Advice on postprocessing DySTrack data#

Some simple advice on processing data generated with DySTrack, based on our practical experience.

Note

The biggest challenge with these data tends to be their size. For 3D acquisitions of multiple samples over several hours, raw data can be hundreds of GB or even several TB (in particular for AiryScan data).

In consequence, we have generally adopted the convention that deconvolved, 8bit-converted data is the true “raw data” that is actually stored long-term.

One possible downside of this approach is that new methods of deconvolution cannot be applied retroactively.

Common postprocessing steps#

Deconvolution of mainscan images

If required/desired, deconvolve your data using the relevant software (e.g. AiryScan Processing for Zeiss, or NIS Deconvolution or Denoising, or any other tool you usually use). Use batch mode to process all time points as one batch.

Tip

It can be useful to have a powerful second PC set up with a high-bandwith connection to the microscope PC and an offline-only version of the acquisition software. This means time-consuming processing steps can be run without blocking the microscope.
8bit conversion of each time point

For most downstream analysis, 256 gray values are sufficient, so to save disk space and improve performance on downstream image analysis tasks, we generally convert images from 16bit to 8bit format using ImageJ macros in batch mode.

Warning: serious mistakes possible

Converting images to 8bit must be done with care, as mistakes can render data useless (or even misleading)!
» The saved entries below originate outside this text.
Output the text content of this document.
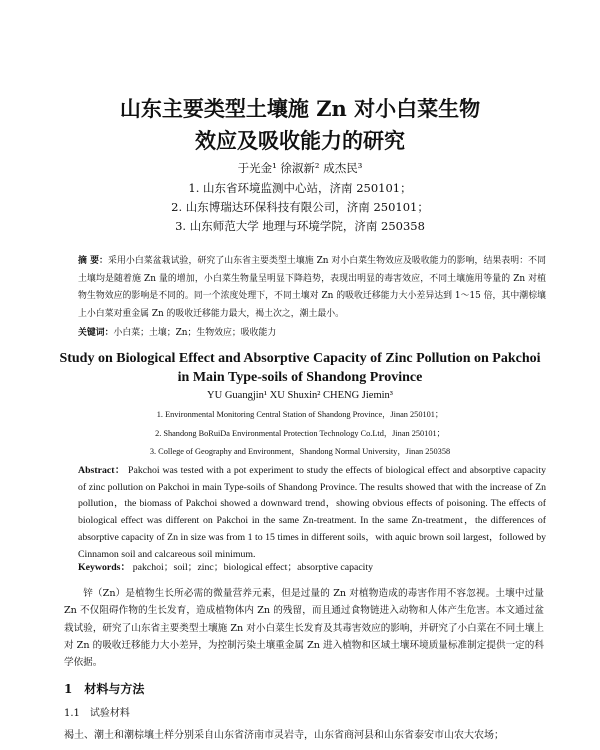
山东主要类型土壤施 Zn 对小白菜生物
效应及吸收能力的研究
于光金¹ 徐淑新² 成杰民³
1. 山东省环境监测中心站，济南 250101；
2. 山东博瑞达环保科技有限公司，济南 250101；
3. 山东师范大学 地理与环境学院，济南 250358
摘 要：采用小白菜盆栽试验，研究了山东省主要类型土壤施 Zn 对小白菜生物效应及吸收能力的影响，结果表明：不同土壤均是随着施 Zn 量的增加，小白菜生物量呈明显下降趋势，表现出明显的毒害效应，不同土壤施用等量的 Zn 对植物生物效应的影响是不同的。同一个浓度处理下，不同土壤对 Zn 的吸收迁移能力大小差异达到 1～15 倍，其中潮棕壤上小白菜对重金属 Zn 的吸收迁移能力最大，褐土次之，潮土最小。
关键词：小白菜；土壤；Zn；生物效应；吸收能力
Study on Biological Effect and Absorptive Capacity of Zinc Pollution on Pakchoi
in Main Type-soils of Shandong Province
YU Guangjin¹ XU Shuxin² CHENG Jiemin³
1. Environmental Monitoring Central Station of Shandong Province，Jinan 250101；
2. Shandong BoRuiDa Environmental Protection Technology Co.Ltd，Jinan 250101；
3. College of Geography and Environment，Shandong Normal University，Jinan 250358
Abstract： Pakchoi was tested with a pot experiment to study the effects of biological effect and absorptive capacity of zinc pollution on Pakchoi in main Type-soils of Shandong Province. The results showed that with the increase of Zn pollution，the biomass of Pakchoi showed a downward trend，showing obvious effects of poisoning. The effects of biological effect was different on Pakchoi in the same Zn-treatment. In the same Zn-treatment，the differences of absorptive capacity of Zn in size was from 1 to 15 times in different soils，with aquic brown soil largest，followed by Cinnamon soil and calcareous soil minimum.
Keywords： pakchoi；soil；zinc；biological effect；absorptive capacity
锌（Zn）是植物生长所必需的微量营养元素，但是过量的 Zn 对植物造成的毒害作用不容忽视。土壤中过量 Zn 不仅阻碍作物的生长发育，造成植物体内 Zn 的残留，而且通过食物链进入动物和人体产生危害。本文通过盆栽试验，研究了山东省主要类型土壤施 Zn 对小白菜生长发育及其毒害效应的影响，并研究了小白菜在不同土壤上对 Zn 的吸收迁移能力大小差异，为控制污染土壤重金属 Zn 进入植物和区域土壤环境质量标准制定提供一定的科学依据。
1 材料与方法
1.1 试验材料
褐土、潮土和潮棕壤土样分别采自山东省济南市灵岩寺，山东省商河县和山东省泰安市山农大农场；
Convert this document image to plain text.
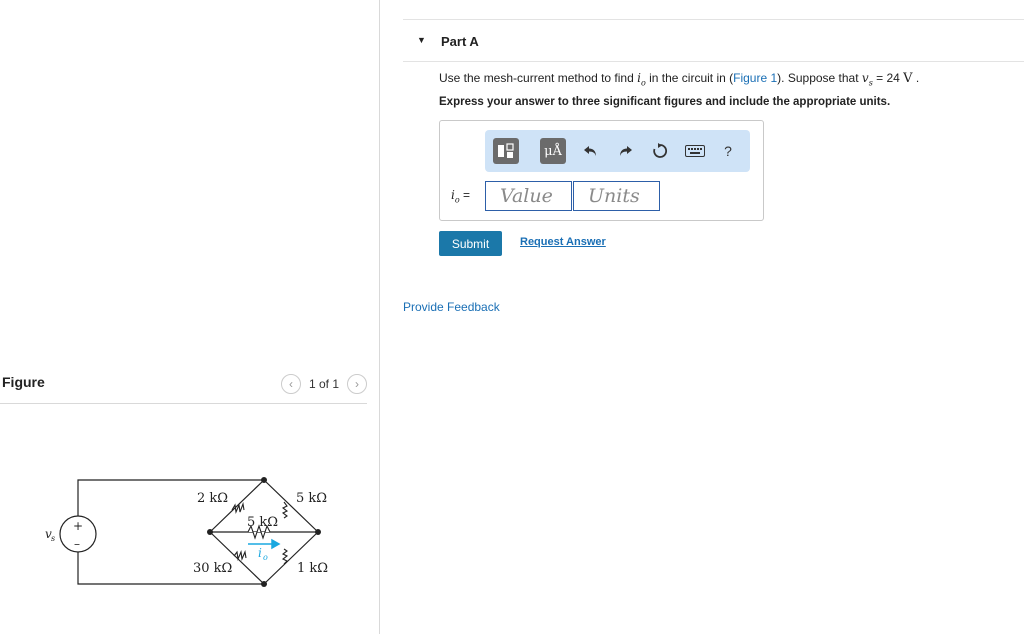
Figure	‹	1 of 1	›
+
–
v s
2 kΩ	5 kΩ
5 kΩ
30 kΩ	1 kΩ
i o
▼ Part A
Use the mesh-current method to find $i_o$ in the circuit in (Figure 1). Suppose that $v_s = 24$ V .
Express your answer to three significant figures and include the appropriate units.
μÅ	?
$i_o$ =	Value	Units
Submit	Request Answer
Provide Feedback
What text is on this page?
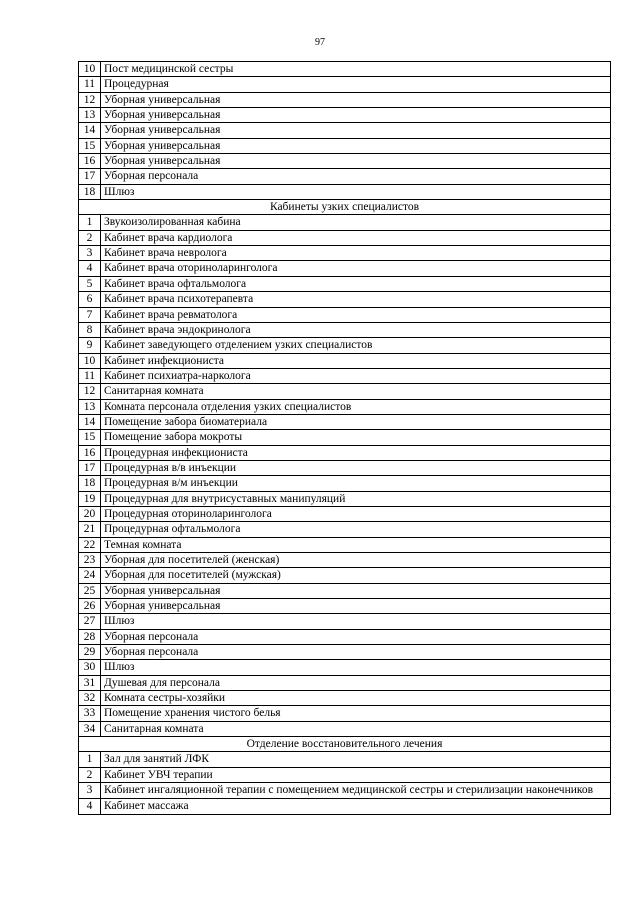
97
10	Пост медицинской сестры
11	Процедурная
12	Уборная универсальная
13	Уборная универсальная
14	Уборная универсальная
15	Уборная универсальная
16	Уборная универсальная
17	Уборная персонала
18	Шлюз
Кабинеты узких специалистов	
1	Звукоизолированная кабина
2	Кабинет врача кардиолога
3	Кабинет врача невролога
4	Кабинет врача оториноларинголога
5	Кабинет врача офтальмолога
6	Кабинет врача психотерапевта
7	Кабинет врача ревматолога
8	Кабинет врача эндокринолога
9	Кабинет заведующего отделением узких специалистов
10	Кабинет инфекциониста
11	Кабинет психиатра-нарколога
12	Санитарная комната
13	Комната персонала отделения узких специалистов
14	Помещение забора биоматериала
15	Помещение забора мокроты
16	Процедурная инфекциониста
17	Процедурная в/в инъекции
18	Процедурная в/м инъекции
19	Процедурная для внутрисуставных манипуляций
20	Процедурная оториноларинголога
21	Процедурная офтальмолога
22	Темная комната
23	Уборная для посетителей (женская)
24	Уборная для посетителей (мужская)
25	Уборная универсальная
26	Уборная универсальная
27	Шлюз
28	Уборная персонала
29	Уборная персонала
30	Шлюз
31	Душевая для персонала
32	Комната сестры-хозяйки
33	Помещение хранения чистого белья
34	Санитарная комната
Отделение восстановительного лечения	
1	Зал для занятий ЛФК
2	Кабинет УВЧ терапии
3	Кабинет ингаляционной терапии с помещением медицинской сестры и стерилизации наконечников
4	Кабинет массажа
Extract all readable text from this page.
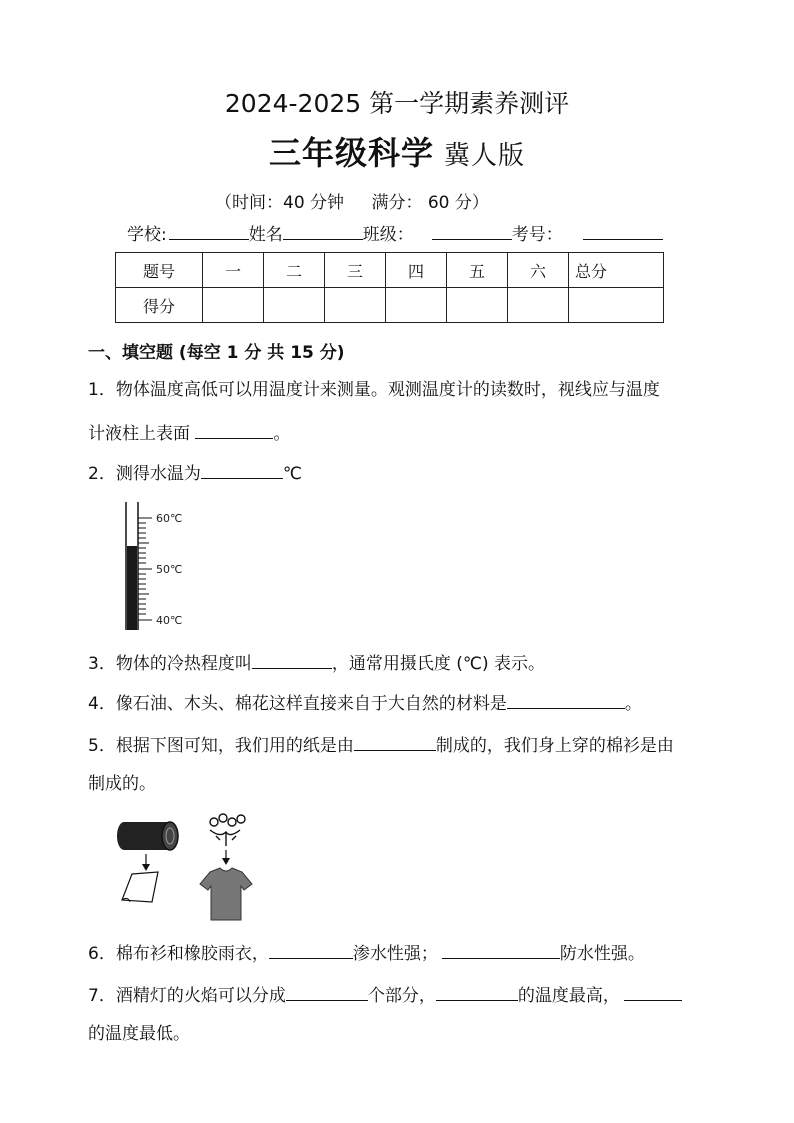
2024-2025 第一学期素养测评
三年级科学 冀人版
（时间：40 分钟 满分： 60 分）
学校:	姓名	班级：	考号：
题号	一	二	三	四	五	六	总分
得分							
一、填空题 (每空 1 分 共 15 分)
1．物体温度高低可以用温度计来测量。观测温度计的读数时，视线应与温度
计液柱上表面	。
2．测得水温为	℃
60℃
50℃
40℃
3．物体的冷热程度叫	，通常用摄氏度 (℃) 表示。
4．像石油、木头、棉花这样直接来自于大自然的材料是	。
5．根据下图可知，我们用的纸是由	制成的，我们身上穿的棉衫是由
制成的。
6．棉布衫和橡胶雨衣，	渗水性强；	防水性强。
7．酒精灯的火焰可以分成	个部分，	的温度最高，
的温度最低。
Crucially, unless all data / time points across an experiment are converted using the same min and max values, intensity will no longer be comparable (if it ever was; absolute intensity measurements in microscopy come with many pitfalls and must be handled with care or avoided)!

For any data where intensity matters, it is therefore essential to consistently set the same min and max values in the histogram prior to 8bit conversion.

If these min and max values are chosen poorly, other problems follow. If the range is chosen too small, data may get “cropped” and in consequence effectively look “overexposed”. Conversely, if the range is chosen too large, the histogram of the data may get compressed into far too few gray values, leading to a “filled contour” effect.

To pick the right min and max values, be sure to check examples at different time points (in case signal increases at later time points), across multiple samples and, where applicable, across all different experimental conditions.

If this advice is at all unclear, you should probably speak to someone with image analysis experience before processing your data.
Maximum z-projection

We usually use maximum z-projections for visual analysis of time course data (whilst keeping the z-stacks themselves for quantitative analysis). Again, batch processing in ImageJ is recommended.
Loading time points as a time course (in ImageJ/Fiji)

There are many ways of converting individually-saved DySTrack time points into a single “movie”.

One simple option using standard ImageJ is via File >> Import >> Image Sequence...:
- Select the folder with your data
- Use the Filter field to pick out files you want to load. For example, if your maximum z-projection macro adds _zmax.tif as the file ending, type this into the Filter field and you should see that the Count field now displays the correct number of detected files (i.e. the number of time points).
- Click OK to load the images in a single viewer.
- If there are multiple channels and/or slices, use Image >> Hyperstacks >> Stack to Hyperstack... and type in the correct values to create A hyperstack.
In Fiji, using File >> Import >> Bio-Formats and selecting the option Group files with similar names can be used to load data directly as a hyperstack (use e.g. File name | contains | _zmax.tif to get the same file filtering effect).

Once loaded, you can customize and save the time course as usual.

Note

Loading many time points in 3D simultaneously will require a lot of memory and may be slow. Using a virtual stack can help with this, though we tend to just look at projections or at individual time points, depending on what we are looking for.
“Deregistration” of DySTracked data

Sometimes it is of interest to visualize the actual movement of the tracked sample in real-space coordinates (see the bottom panel of the gif on the landing page), for example to measure the velocity or to create a kymograph. We refer to this as “deregistration”.

The DySTrack repo comes with a Jupyter Notebook that performs deregistration on a dataset, using the coordinates in dystrack_coords.txt and the shape and pixel size of the prescan (must be provided). The notebook also provides some extra options to play around with.

It is recommended to perform deregistration on z-projected images, as the resulting movies will tend to very large files.
High-quality post-registration and tracking

Depending on the sample, acquisition settings, and image analysis pipeline, samples tracked with DySTrack may not necessarily be perfectly registered across time points. Indeed, DySTrack pipelines should be optimized for speed and robustness, not for high-quality registration.

Thus, if high-quality registration is required, it is recommended to run it in post, rather than as a DySTrack pipeline during acquisition. This comes with the additional advantage that high-quality main scan data can be used to optimize the registration (as opposed to low-quality prescan data).

The same applies to get high-quality tracking data (i.e. linked segmentations). It is usually preferable to segment and track objects in the high-quality main scan in post, without relying directly on the DySTrack coordinates. Depending on the smoothness of the raw data and the nature of the tracking algorithm, it may or may not be better to deregister the data (see above) prior to high-quality tracking.